Financing agriculture: The farmer is not the problem

Bangladesh's banking sector is confronting an uncomfortable reality. 

Overdue agricultural credit across all scheduled banks reached Tk 22,915 crore in February 2026 -- a staggering 124% increase from Tk 10,234 crore in the same month of 2025. 

The headlines are alarming, and the instinct in many financial boardrooms will be to pull back from rural lending entirely.

As agricultural overdues rise, conventional wisdom suggests that lending to smallholder farmers is a high-risk proposition plagued by low recovery rates. 

However, a deeper analysis reveals a different story: The perceived "risk" was never about the farmers’ intent; it was a failure of traditional lending architecture to provide visibility and structured cash-flow linkages. 

Traditional agricultural lending has long operated with limited visibility into how funds are used, how crops perform, and how cash flows materialize. 

Without this visibility, even well-intentioned lending becomes difficult to manage, leading to rising delinquencies. 

The other side of the coin is that every year, Bangladesh Bank allocates a reasonable amount as a target for agriculture lending. 

During the 2024-25 financial year, banks disbursed Tk 32,211 crore in agricultural loans, achieving 84.76% of the total disbursement target for FY25, according to Bangladesh Bank data. 

For the 2025-26 fiscal year, Bangladesh Bank has set a record agricultural credit disbursement target of Tk39,000 crore.

The invisible farmer problem

For decades, Bangladeshi smallholders have remained financially invisible. Without documented transaction histories, formal land records, or credit trails, they are simply unreadable to conventional banking systems.

But there is a counter-narrative unfolding quietly in the rural farms of Bangladesh. 

There has been a rise of agritech companies since 2019, who are essentially trying to solve the challenges within the agriculture value chain, using technology. 

But only a few of them have been showing early traction and trust amongst the farmers. Certain companies have been fundamentally rewriting the agriculture lending playbook in Bangladesh -- and their business model treats agricultural lending not as charity, but as a systemic problem. 

The results speak for themselves: a 97% loan recovery rate, maintained consistently even as the broader sector deteriorates. More than 14,000 farmers are currently integrated into the formal financial system through this platform, backed by banking partners.

There is scope for others to follow suit by adopting some of the measures such as using machine learning to analyze farmers' behavioural patterns, farming practices, and historical performance to build a credible creditworthiness profile. 

Field agents use GPS mapping to verify farm boundaries, while remote sensing technology monitors crop health in real time using NDVI indices, allowing banks to confirm that what is on the loan application actually exists in the ground.

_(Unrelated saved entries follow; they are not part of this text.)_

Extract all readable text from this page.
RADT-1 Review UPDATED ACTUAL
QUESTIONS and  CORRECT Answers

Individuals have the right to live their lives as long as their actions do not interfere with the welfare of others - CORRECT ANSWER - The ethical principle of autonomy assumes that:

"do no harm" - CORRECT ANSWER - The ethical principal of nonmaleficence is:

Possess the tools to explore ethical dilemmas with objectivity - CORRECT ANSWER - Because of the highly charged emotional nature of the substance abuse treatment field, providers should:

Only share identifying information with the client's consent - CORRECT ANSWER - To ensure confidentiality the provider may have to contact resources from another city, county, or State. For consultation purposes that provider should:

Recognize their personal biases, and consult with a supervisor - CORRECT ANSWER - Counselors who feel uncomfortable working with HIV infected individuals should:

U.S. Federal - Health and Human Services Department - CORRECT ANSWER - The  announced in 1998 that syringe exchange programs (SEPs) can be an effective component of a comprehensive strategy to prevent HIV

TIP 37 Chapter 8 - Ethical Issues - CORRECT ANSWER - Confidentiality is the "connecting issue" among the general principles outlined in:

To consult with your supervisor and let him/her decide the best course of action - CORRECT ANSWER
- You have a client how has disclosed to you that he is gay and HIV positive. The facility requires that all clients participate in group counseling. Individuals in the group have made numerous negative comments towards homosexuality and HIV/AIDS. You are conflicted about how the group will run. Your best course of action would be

Agents physically accompany farmers to digitize their financial histories and validate records against government databases. The farmer becomes legible. The risk becomes quantifiable.

A proof of concept the sector needs

The macro picture remains sobering. Bangladesh Bank has said the surge in overdues signals growing concerns over credit recovery and the need for stronger oversight and risk management in the sector. 

The regulator is right. But stronger oversight does not mean less lending, it means smarter lending infrastructure.

To avoid worsening the overdue crisis, the banking sector will need to transition from collateral-based lending to data-driven, ecosystem-backed models. 

Farmers are not the risk. The real challenge is the infrastructure gap, and it has a solution. 

Fahad Ifaz is co-founder and CEO of iFarmer.